Summer updates in conflicts of interest research

Recent developments in research on financial conflicts of interest in medicine are helping health care watchdogs hold health professionals and institutions accountable for their financial relationships with industry. Read on!

Payments to leaders of cancer centers

Last year, Dr. José Baselga, former chief medical officer at Memorial Sloan Kettering Cancer Center, came under fire for not disclosing millions of dollars he was receiving from the drug industry, and later resigned from his position. However, Baselga is by no means the only cancer center leader who received industry payments. In a JAMA Internal Medicine Research Letter, researchers Dr. David Carr and Dr. H. Gilbert Welch found that half of directors of National Cancer Institute (NCI)–designated cancer centers received payments from industry in 2017. About 40% received payments unrelated to research, and 23% received payments more than $5000 in payments unrelated to research, which, according to the NCI, constitutes a “significant financial interest.” 
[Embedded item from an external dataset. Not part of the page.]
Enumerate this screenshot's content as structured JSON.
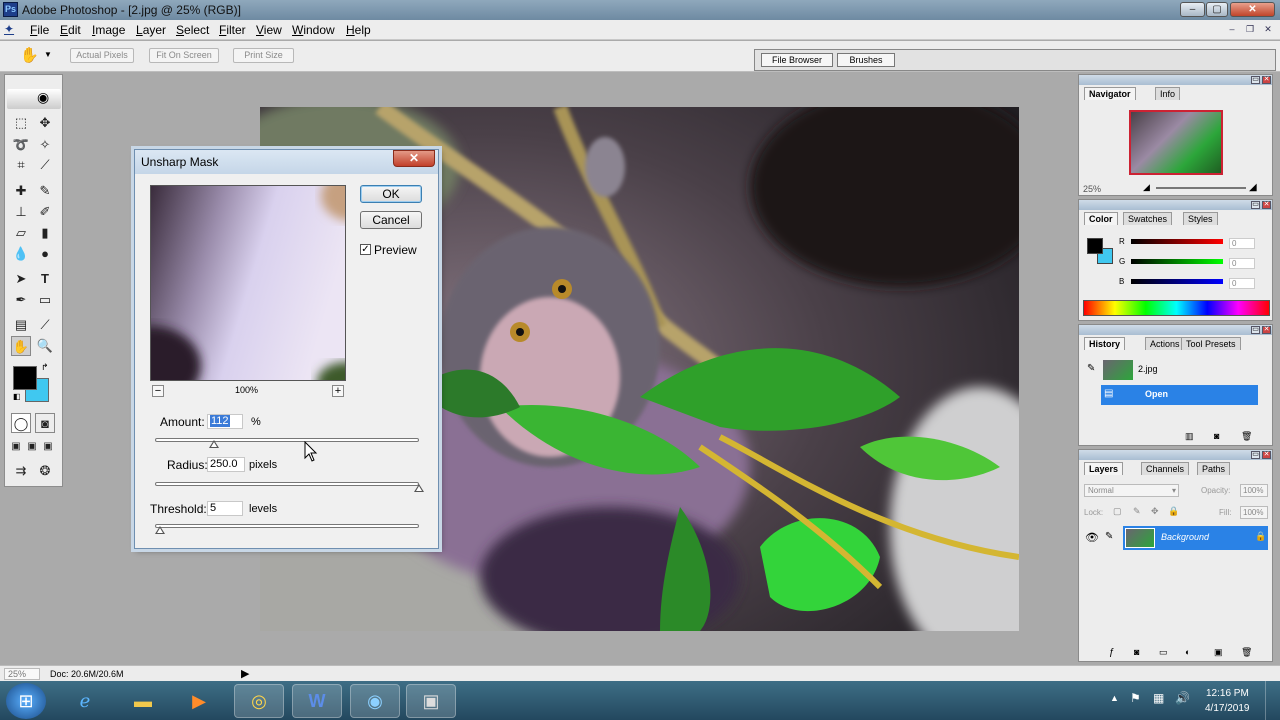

This is significant, not only because NCI cancer centers shape cancer care, but they receive substantial public funding ($330 million in 2018). Given that taxpayers are subsidizing these cancer centers, there should be limits on receiving funds from industry, especially for non-research related payments.
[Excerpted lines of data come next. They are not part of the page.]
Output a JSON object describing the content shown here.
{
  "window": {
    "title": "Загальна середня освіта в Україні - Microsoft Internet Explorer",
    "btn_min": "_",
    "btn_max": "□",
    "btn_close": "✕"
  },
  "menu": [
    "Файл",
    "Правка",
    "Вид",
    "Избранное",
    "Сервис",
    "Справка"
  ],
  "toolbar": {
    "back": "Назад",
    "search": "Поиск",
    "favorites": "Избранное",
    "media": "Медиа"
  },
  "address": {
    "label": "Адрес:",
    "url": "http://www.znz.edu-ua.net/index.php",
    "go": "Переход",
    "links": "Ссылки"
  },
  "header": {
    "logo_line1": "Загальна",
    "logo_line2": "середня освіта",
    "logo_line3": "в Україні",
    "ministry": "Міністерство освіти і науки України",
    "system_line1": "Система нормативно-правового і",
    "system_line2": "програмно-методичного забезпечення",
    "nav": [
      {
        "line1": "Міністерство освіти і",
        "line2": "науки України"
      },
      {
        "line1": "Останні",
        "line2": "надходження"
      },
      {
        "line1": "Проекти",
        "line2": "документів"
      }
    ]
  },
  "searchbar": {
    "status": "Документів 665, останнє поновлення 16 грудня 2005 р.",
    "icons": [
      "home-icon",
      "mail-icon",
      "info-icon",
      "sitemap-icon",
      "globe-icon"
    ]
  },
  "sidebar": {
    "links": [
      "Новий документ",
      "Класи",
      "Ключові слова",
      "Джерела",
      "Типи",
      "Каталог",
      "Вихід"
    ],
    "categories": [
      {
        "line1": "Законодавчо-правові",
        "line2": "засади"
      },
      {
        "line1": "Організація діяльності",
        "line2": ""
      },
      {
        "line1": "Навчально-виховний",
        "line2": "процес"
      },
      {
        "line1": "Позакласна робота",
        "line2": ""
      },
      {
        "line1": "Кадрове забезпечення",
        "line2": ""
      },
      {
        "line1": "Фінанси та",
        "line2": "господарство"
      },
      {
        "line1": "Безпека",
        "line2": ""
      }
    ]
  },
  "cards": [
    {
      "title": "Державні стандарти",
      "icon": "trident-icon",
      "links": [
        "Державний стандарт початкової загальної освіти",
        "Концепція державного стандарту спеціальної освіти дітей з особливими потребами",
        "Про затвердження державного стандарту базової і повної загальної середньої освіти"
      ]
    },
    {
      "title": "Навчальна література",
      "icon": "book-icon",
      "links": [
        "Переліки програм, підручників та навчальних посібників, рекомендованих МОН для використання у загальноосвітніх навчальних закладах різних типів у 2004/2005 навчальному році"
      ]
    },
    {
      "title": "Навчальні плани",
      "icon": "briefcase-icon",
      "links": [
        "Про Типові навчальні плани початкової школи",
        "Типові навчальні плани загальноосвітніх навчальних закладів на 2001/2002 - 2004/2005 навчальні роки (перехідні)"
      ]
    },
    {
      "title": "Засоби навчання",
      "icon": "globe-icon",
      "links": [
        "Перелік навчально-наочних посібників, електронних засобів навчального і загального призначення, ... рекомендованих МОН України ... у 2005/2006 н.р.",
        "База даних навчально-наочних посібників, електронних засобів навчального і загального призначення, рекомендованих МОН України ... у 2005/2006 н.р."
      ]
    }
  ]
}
Conflicts of interest on journal editorial teams

Journals generally require authors to disclose financial conflicts of interest before publishing a paper. But do the journal editors themselves disclose their own conflicts? Not necessarily, a new study in BMJ Open finds. Researchers found that only 16 out of 130 high-impact medical journals reported financial conflicts held by journal editors, even though the vast majority required this disclosure from authors. Additionally, journal editors typically receive larger payments from industry compared to non-editor physicians, making disclosure all the more important.

“You want to make sure that third parties, such as advertisers, do not influence content. The only defense we have is the objectivity of the editors” said Dr. Arthur Caplan, study co-author and head of the division of medical ethics at the NYU Langone Medical Center, in STAT. But this objectivity is compromised when editors receive industry payments and don’t disclose them.

Gabapentinoid prescribing and industry payments

We’ve written previously about the lack of evidence for off-label use of gabapentinoids, such as Neurontin and Lyrica. Researchers found that most double-blind RCTs of gabapentinoids show minimal pain relief for off-label uses — either no change compared to placebo, or change of less than 1 point on 10-point pain scale, which is not considered clinically meaningful. Additionally, the side effects of gabapentinoids can be serious; as many as one in three patients taking a high dose of gabapentinoids experience dizziness or sleepiness, which can lead to falls or other adverse events.

Given the limited effectiveness of off-label use and risk of adverse events, why are gabapentinoids (especially expensive brand-name versions) so readily subscribed? Part of the answer may be due to industry involvement. In a recent research letter in JAMA Internal Medicine, Dr. Taeho Greg Rhee and Dr. Joseph Ross from Yale University explored the association between industry payments to physicians and brand-name gabapentinoid prescribing. They found that between 2014 and 2016, manufacturers of 3 brand-name gabapentinoids made payments amounting to $11.5 million to more than 50,000 physicians. Physicians who received payments from the brand-name companies were almost twice as likely to prescribe the more expensive gabapentinoids instead of generic drugs.

“The relationship between doctors and the pharmaceutical industry has fueled the opioid crisis — the same thing could be happening with the gabapentinoid drugs,” said Rhee, in Medscape.